Thursday, February 12, 2015

Half-Baked Meyer Lemon Sweetheart Tart


Happy Valentine's Day! Well, technically there are still 2 days left, but I DO have a sweet treat for you, a Half-Baked Meyer Lemon Sweetheart Tart! Why half baked? Because only the crust gets baked! The rest is easy peasy Meyer lemon squeezy - you pop it in the fridge after mixing and let it do its thing. Lightly tangy and sweet Meyer lemon blended with smooth cream cheese, sweetened condensed milk, and Cool Whip come together for a lovely dessert for your sweetheart. Strawberries that look like tiny hearts on top, what could be better?


As far as the crust goes, I thought a shortbread would be a nice base for the lemony treat. I have never made shortbread cookies as I very much prefer stuff with chocolate, so I searched for a chewy shortbread recipe and came across this one from In the Kitchen with Don. While you are at it, please visit his page to check out other recipes as well!

This recipe yields two tarts. You can always halve the recipe, but, why would you want to? ;) 

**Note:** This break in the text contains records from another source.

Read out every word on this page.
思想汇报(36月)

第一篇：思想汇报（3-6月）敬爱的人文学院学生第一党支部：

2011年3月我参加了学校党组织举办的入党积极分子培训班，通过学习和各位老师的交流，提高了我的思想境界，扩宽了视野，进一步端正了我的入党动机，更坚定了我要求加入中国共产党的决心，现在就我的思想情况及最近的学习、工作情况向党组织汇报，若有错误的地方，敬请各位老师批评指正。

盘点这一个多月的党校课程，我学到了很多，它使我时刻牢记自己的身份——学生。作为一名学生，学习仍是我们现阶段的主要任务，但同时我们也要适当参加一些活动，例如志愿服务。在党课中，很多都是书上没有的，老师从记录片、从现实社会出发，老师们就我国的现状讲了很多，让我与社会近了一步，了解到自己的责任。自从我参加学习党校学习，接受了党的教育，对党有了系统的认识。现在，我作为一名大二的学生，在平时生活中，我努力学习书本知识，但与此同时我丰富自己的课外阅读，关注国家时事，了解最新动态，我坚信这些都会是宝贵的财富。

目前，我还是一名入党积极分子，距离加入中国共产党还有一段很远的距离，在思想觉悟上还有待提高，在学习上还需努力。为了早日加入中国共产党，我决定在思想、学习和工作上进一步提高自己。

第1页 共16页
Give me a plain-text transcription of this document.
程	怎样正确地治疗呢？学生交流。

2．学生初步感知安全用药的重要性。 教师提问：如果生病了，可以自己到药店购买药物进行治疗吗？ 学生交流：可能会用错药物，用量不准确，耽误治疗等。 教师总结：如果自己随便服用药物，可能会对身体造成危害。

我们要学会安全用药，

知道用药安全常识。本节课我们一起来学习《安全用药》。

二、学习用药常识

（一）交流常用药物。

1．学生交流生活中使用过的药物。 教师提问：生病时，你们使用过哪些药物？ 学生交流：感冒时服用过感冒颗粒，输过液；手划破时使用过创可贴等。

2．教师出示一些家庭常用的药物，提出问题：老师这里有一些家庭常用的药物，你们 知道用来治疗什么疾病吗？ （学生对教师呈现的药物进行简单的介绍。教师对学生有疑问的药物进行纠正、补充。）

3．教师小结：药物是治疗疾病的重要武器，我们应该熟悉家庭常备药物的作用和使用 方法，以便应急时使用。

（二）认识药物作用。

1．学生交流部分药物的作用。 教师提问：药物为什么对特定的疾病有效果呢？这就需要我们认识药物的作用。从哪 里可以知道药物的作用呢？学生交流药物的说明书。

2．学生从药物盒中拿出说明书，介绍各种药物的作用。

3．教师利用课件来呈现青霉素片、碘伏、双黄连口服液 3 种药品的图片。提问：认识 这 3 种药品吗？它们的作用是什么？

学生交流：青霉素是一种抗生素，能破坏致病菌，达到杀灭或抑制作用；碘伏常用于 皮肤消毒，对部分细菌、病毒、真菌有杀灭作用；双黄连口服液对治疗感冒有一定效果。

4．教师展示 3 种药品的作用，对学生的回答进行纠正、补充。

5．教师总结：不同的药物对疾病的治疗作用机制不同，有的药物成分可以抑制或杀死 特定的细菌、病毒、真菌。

Shortbread Crust (by In the Kitchen with Don):
1 cup softened butter
1 cup white sugar
1 egg
1/2 tsp. vanilla
pinch of salt
2 cups of flour


Filling:
1 tub Cool Whip (I used the Extra Creamy)
1 brick of cream cheese, softened
1 14oz can sweetened condensed milk
1/2 cup Meyer lemon juice (the juice of 2 lemons)
1 TBSP grated Meyer lemon rind
1 pint of sliced strawberries for garnish

Step one, the CRUST:
1.) Preheat the oven to 350. Cream the butter with the sugar until light and fluffy.   
2.) Beat in the egg and vanilla, then mix in the flour and salt. It will make a slightly sticky and stiff dough. 
3.) Separate into two parts, and press the dough into the bottom and up the sides of 2 10" tart pans with your hand  - you may have to sprinkle flour on your hands to keep the dough from sticking. (Set one batch aside if you only have one pan). Bake for 20 minutes and cool in tart pan completely.  

Step two, the FILLING:
1.) Cream the Cool Whip and cream cheese with the whisk attachment on a stand mixer or a hand mixer until creamy. Add sweetened condensed milk slowly and beat until blended. 
2.) Slowly pour the Meyer lemon juice in (so as not to make a mess) and sprinkle the grated rind in and mix. 
3.) Spoon the filling into the 2 cooled shortbread crusts, smooth with an offset spatula (if available) and refrigerate for about 2-4 hours. Slice your strawberries and add for garnish prior to serving. Enjoy! 


Thank you so much for looking! Now go bake something (halfway) and spread some YUM!